Éthique de la (non-)violence

 


1) Les justifications de la violence

a) La légitime défense. Il est une première forme de “légitime violence”, c’est celle que justifie précisément le principe de légitime défense. Il s’agit toujours de défendre l’intérêt et la dignité de la Personne, étant donné que refuser le recours à la violence revient parfois à accepter le triomphe du crime ou le maintien de l’injustice. De même, selon Kant, ne pas porter secours à sa propre personne (maxime stricte de la légitime défense) est moralement interdit. La difficulté de ces problèmes tient à leur double nature, à la fois juridique et morale, et aux conditions mal définies dans lesquelles la morale se doit souvent de pallier les insuffisances ou l’inexistence du droit. 

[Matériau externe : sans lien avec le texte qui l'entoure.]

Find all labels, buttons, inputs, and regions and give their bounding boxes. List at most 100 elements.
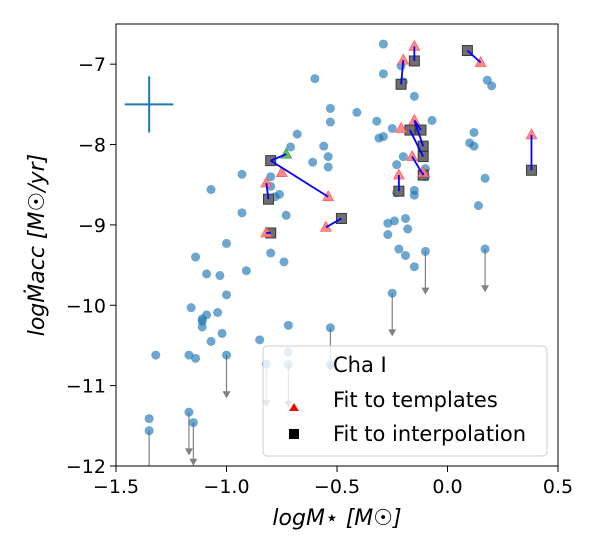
cha-point (310, 74, 320, 84)
cha-point (480, 244, 490, 254)
cha-point (409, 262, 419, 272)
connector-line (400, 60, 405, 85)
y-tick-label: −8 (78, 135, 106, 157)
cha-point (222, 238, 231, 248)
cha-point (427, 115, 437, 125)
y-axis-label: logṀacc [M☉/yr] (24, 154, 50, 337)
cha-point (279, 257, 289, 267)
cha-point (215, 271, 225, 281)
cha-point (266, 172, 276, 182)
y-tick-label: −11 (66, 376, 106, 398)
cha-point (197, 322, 207, 332)
cha-point (151, 350, 161, 360)
cha-point (387, 123, 397, 133)
x-tick-label: −1.0 (203, 476, 249, 498)
connector-line (413, 120, 425, 147)
template-point (408, 113, 421, 125)
x-tick-label: −1.5 (93, 476, 139, 498)
cha-point (487, 81, 497, 91)
connector-line (411, 156, 424, 176)
cha-point (222, 290, 231, 300)
cha-point (352, 107, 362, 117)
cha-point (469, 127, 479, 137)
cha-point (401, 250, 411, 260)
x-tick-label: −0.5 (314, 476, 360, 498)
cha-point (241, 266, 251, 276)
template-point (395, 121, 408, 133)
cha-point (409, 91, 419, 101)
axes: −1.5 −1.0 −0.5 0.0 0.5 −12 −11 −10 −9 −8 −7 (66, 23, 573, 498)
y-tick-label: −10 (66, 295, 106, 317)
cha-point (191, 353, 201, 363)
legend: Cha I Fit to templates Fit to interpolat… (262, 345, 548, 457)
template-point (275, 166, 288, 177)
upper-limit-arrow-head (145, 467, 153, 474)
cha-point (144, 426, 154, 436)
cha-point (398, 152, 408, 162)
legend-label-cha: Cha I (333, 353, 387, 377)
cha-point (266, 248, 276, 258)
cha-point (469, 141, 479, 151)
cha-point (389, 216, 399, 226)
upper-limit-arrow-head (222, 391, 231, 399)
cha-point (394, 244, 404, 254)
connector-line (270, 159, 329, 198)
cha-point (292, 129, 302, 139)
x-tick-label: 0.5 (543, 476, 573, 498)
cha-point (184, 407, 194, 417)
upper-limit-arrow-head (388, 329, 397, 337)
cha-point (206, 185, 216, 195)
cha-point (323, 152, 333, 162)
cha-point (473, 201, 483, 211)
cha-point (255, 335, 265, 345)
cha-point (325, 323, 335, 333)
cha-point (286, 142, 296, 152)
y-tick-label: −12 (66, 456, 106, 478)
x-axis-label: logM⋆ [M☉] (272, 506, 401, 531)
upper-limit-arrow-head (189, 458, 198, 466)
cha-point (283, 320, 293, 330)
cha-point (281, 210, 291, 220)
cha-point (480, 173, 490, 183)
connector-line (409, 129, 424, 158)
upper-limit-arrow-head (481, 285, 490, 293)
legend-box (262, 345, 548, 457)
cha-point (325, 103, 335, 113)
connector-line (325, 217, 342, 229)
legend-label-templates: Fit to templates (333, 388, 498, 412)
cha-point (378, 132, 388, 142)
cha-point (378, 69, 388, 79)
cha-point (383, 230, 393, 240)
connector-line (265, 182, 270, 200)
cha-point (308, 157, 318, 167)
cha-point (213, 308, 223, 318)
cha-point (188, 418, 198, 428)
cha-point (372, 116, 382, 126)
x-tick-label: 0.0 (432, 476, 462, 498)
template-point (260, 226, 273, 238)
legend-square-marker (289, 429, 299, 439)
connector-line (270, 153, 287, 162)
upper-limit-arrow-head (184, 448, 193, 456)
cha-point (217, 328, 227, 338)
cha-point (222, 350, 231, 360)
cha-point (378, 39, 388, 49)
cha-point (420, 246, 430, 256)
legend-label-interpolation: Fit to interpolation (333, 422, 526, 446)
legend-triangle-marker (289, 403, 299, 411)
cha-point (403, 224, 413, 234)
cha-point (144, 414, 154, 424)
cha-point (186, 303, 196, 313)
cha-point (191, 252, 201, 262)
y-tick-label: −7 (78, 54, 106, 76)
cha-point (323, 162, 333, 172)
cha-point (409, 190, 419, 200)
cha-point (387, 288, 397, 298)
cha-point (319, 141, 329, 151)
connector-line (466, 49, 482, 64)
upper-limit-arrow-head (421, 287, 430, 295)
cha-point (401, 213, 411, 223)
cha-point (237, 169, 247, 179)
cha-point (237, 208, 247, 218)
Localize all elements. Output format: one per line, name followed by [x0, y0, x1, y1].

b) La violence légale. Est-il juste de parler de “violence légale” là où l’on fait simplement régner l’ordre et où l’on fait nécessairement respecter la loi par la force ? N’avons-nous pas soigneusement distingué force et violence ? De toute façon, comme l’a fait remarquer Hobbes, le droit (fût-il un peu violent, voire beaucoup — mais il l’est surtout du point de vue de ceux qui l’enfreignent) doit primer sur la violence brute, anarchique, incontrôlable. Par ailleurs selon Hegel, dans la juste application de la loi, fût-elle répressive ou punitive à l’endroit d’un sujet, celui-ci ne doit considérer que l’hommage en quelque sorte rendu à sa raison, puisqu’il est ainsi reconnu “digne” de recevoir (et de comprendre) le châtiment... Version légale de la célèbre formule : “qui aime bien châtie bien” !

c) La guerre. C’est bien aussi la “reconnaissance” d’un pays ou d’une Nation qui est souvent l’enjeu des guerres. Sommes-nous dans ce cas à l’intérieur ou au contraire en dehors de tout cadre légal ? Question difficile puisqu’il s’agit précisément d’imposer sa loi à l’adversaire, la guerre consistant en l’affrontement de deux lois ennemies. Doit-on laisser le dernier mot à la force, afin qu’une des deux lois l’emporte, ou doit-on soumettre ce conflit de lois (et bien sûr d’intérêts) à une autorité, à une instance, à une Loi supérieure (rôle qu’entend jouer l’O.N.U. par exemple dans les conflits internationaux) — ce qui implique négociations, concessions, etc. La meilleure solution est toujours la solution la plus raisonnable. Mais le débat d’idées actuel porte précisément sur la nature de cette rationalité, dont on ne sait pas trop s’il faut plutôt la porter sur la valeur en soi du dialogue et de la discussion (fût-ce avec un dictateur), ou au contraire s’il faut préserver des idéaux ou des principes « universels » dont le non-respect devrait nous mobiliser instantanément et inconditionnellement, au risque de confondre la morale avec la politique, ou même la morale avec le droit. La solution se trouve probablement dans une “éthique du dialogue”, qui tienne compte à la fois de la valeur propre de la discussion (ne serait-ce que parce qu’on ne peut pas tuer et parler en même temps) et des moyens matériels de pression, armés mais aussi économiques, pour faire cesser les conflits.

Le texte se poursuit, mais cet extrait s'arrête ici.